OpenAI Unveils Enhanced GPT-4: A Multimodal Model Capable of Processing Text, Audio, and Images

OpenAI has recently launched its most advanced artificial intelligence model to date, the GPT-4o, marking a significant leap towards more natural interactions between humans and computers. The "o" in the name stands for "omni," indicating the model’s ability to handle a combination of text, audio, and images, and output data in all three formats. This capability allows GPT-4o to not only process information but also recognize emotions, interrupt its own speech, and respond as quickly as a human during conversations.

Mira Murati, Chief Technology Officer at OpenAI, expressed that while the intelligence level remains on par with GPT-4, the new algorithm boasts enhanced capabilities across various modalities and environments. "In the last couple of years, we have focused on enhancing the intelligence of our models. This is the first time we are making a significant step forward in terms of ease of use," Murati noted during the presentation.

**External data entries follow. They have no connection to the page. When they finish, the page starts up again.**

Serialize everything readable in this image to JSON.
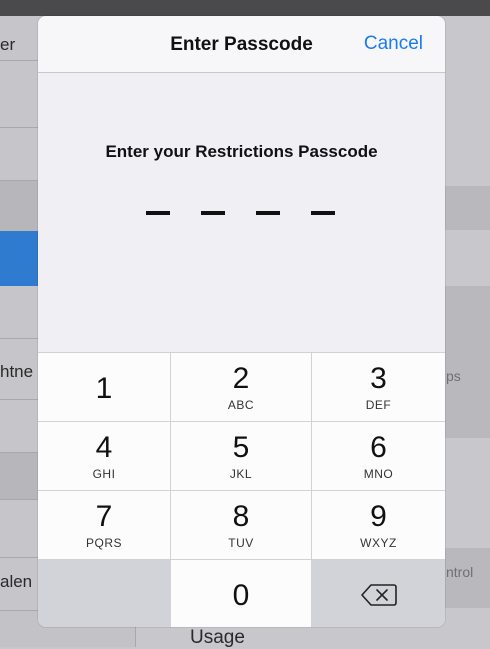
{
  "background": {
    "left_labels": [
      "er",
      "htne",
      "alen"
    ],
    "right_labels": [
      "ps",
      "ntrol"
    ],
    "bottom_label": "Usage"
  },
  "modal": {
    "title": "Enter Passcode",
    "cancel_label": "Cancel",
    "prompt": "Enter your Restrictions Passcode",
    "digits_entered": 0,
    "digits_total": 4
  },
  "keypad": {
    "keys": [
      {
        "digit": "1",
        "letters": ""
      },
      {
        "digit": "2",
        "letters": "ABC"
      },
      {
        "digit": "3",
        "letters": "DEF"
      },
      {
        "digit": "4",
        "letters": "GHI"
      },
      {
        "digit": "5",
        "letters": "JKL"
      },
      {
        "digit": "6",
        "letters": "MNO"
      },
      {
        "digit": "7",
        "letters": "PQRS"
      },
      {
        "digit": "8",
        "letters": "TUV"
      },
      {
        "digit": "9",
        "letters": "WXYZ"
      },
      {
        "digit": "0",
        "letters": ""
      }
    ],
    "backspace_icon": "backspace-icon"
  },
  "colors": {
    "accent": "#1a7cf2",
    "selected_row": "#2f7bd0"
  }
}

Live Demonstrations Highlight GPT-4o’s Capabilities

During its unveiling, OpenAI showcased GPT-4o's real-time capabilities, including translating between English and Italian, assisting a researcher in solving a linear equation on paper, and offering deep breathing tips to the laboratory head. These demonstrations highlight GPT-4o's versatility and immediate responsiveness, which are essential for real-world applications.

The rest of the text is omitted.